Madame Buzyn sollicite, en coordination avec l’HAS, l’Assurance maladie, les conseils nationaux professionnels des différentes spécialités et le Collège de médecine générale. Ces instances doivent lui soumettre des propositions pour améliorer les pratiques et les soins, «d’ici l’été 2018».  Pour les professionnels de santé, la Ministre souhaite « nourrir des perspectives de carrière diversifiées centrées sur le soin mais avec des accès à la recherche, à l’enseignement, au management »

La ministre, enfin, veut mesurer la satisfaction des patients et souhaite que «les établissements [mènent] des enquêtes auprès des personnels sur leur perception du service rendu aux patients».

Dernier mais pas des moindres, le chantier du financement est à l’origine d’inquiétudes de la part des acteurs des secteurs sanitaires et du paramédical. Le Premier ministre a salué «l’hôpital [qui] a largement contribué à la régulation» des dépenses. Ce même hôpital doit toutefois maintenant être soumis à l’article 51 de la loi de financement de la sécurité sociale. Cet article permet de tester de nouveaux modes de rémunération. C’est donc un cadre expérimental qui va être mis en place. Le but : confier à une task force le soin de réfléchir à des modèles de financements, afin qu’une réforme «en profondeur, de la tarification des soins» soit, à terme, mise en place.

Annie Chapelier, députée (LREM) du Gard et Jean-Carles Grelier, député (LR) de la Sarthe ont été nommés co-présidents du groupe d’études sur professions paramédicales de l’Assemblée nationale. Il sont en charge de l’évolution des pratiques du secteur.

Anne Chapelier est infirmière anesthésiste de profession. Avant de rejoindre l’Assemblée nationale, elle a exercé en libéral, en tant qu’IBODE, en pédiatrie-néonatologie, et a enseigné en école AS.

Jean-Carles Grelier était maire de La Ferté-Bernard avant d’occuper le siège de député de Dominique Le Méner, dont il était le suppléant.
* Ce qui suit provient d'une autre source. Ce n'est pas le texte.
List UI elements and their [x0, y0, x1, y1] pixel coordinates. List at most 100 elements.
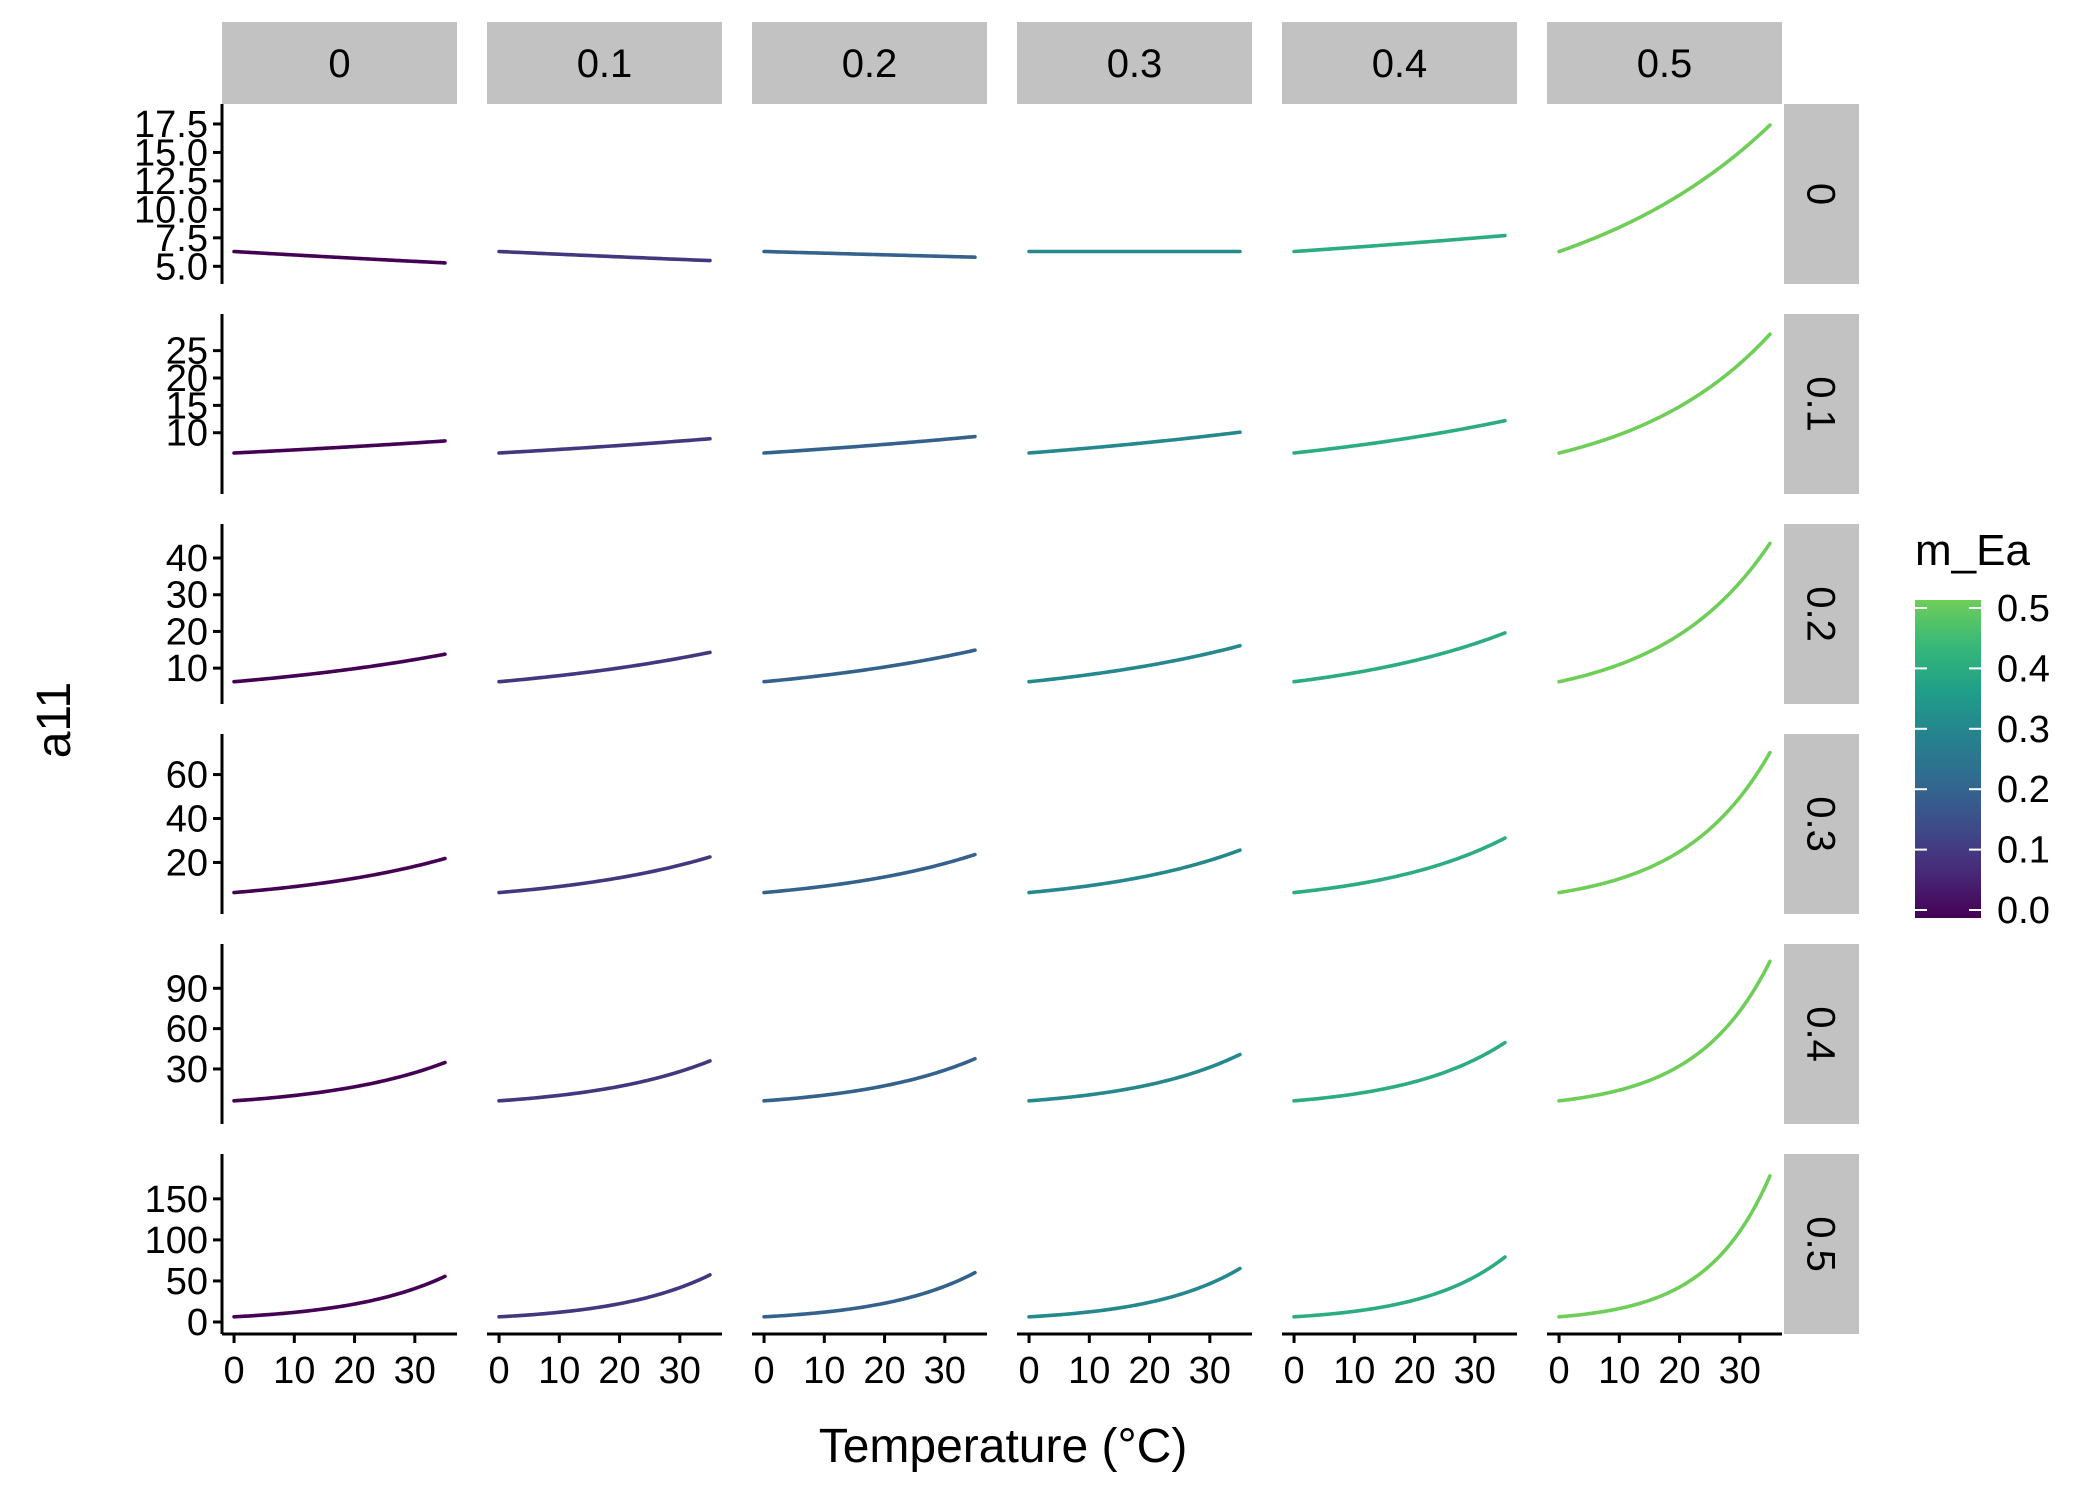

Il est avocat et vice-président du Conseil départemental de la Sarthe.

L’ANdEP devrait les rencontrer dans le mois qui vient. Rendez-vous pour le bilan !

Des échanges, des réflexions de pratiques, de valeurs… La journée des adhérents ANdEP doit permettre aux participants d’apporter leur opinion aux actions de l’association. Seront discutés, entre autre, la mise en place de la stratégie faisant suite au rapport de l’ANdEP, le positionnement des membres sur les évolutions du métier de directeur, la formation des formateurs et les actualités du secteur paramédical.

La journée des adhérents se tiendra à Paris, à l’IFCS du Centre Hospitalier Sainte-Anne. Les places ne sont pas limitées mais les inscriptions ne sont ouvertes que jusqu’au 9 mars !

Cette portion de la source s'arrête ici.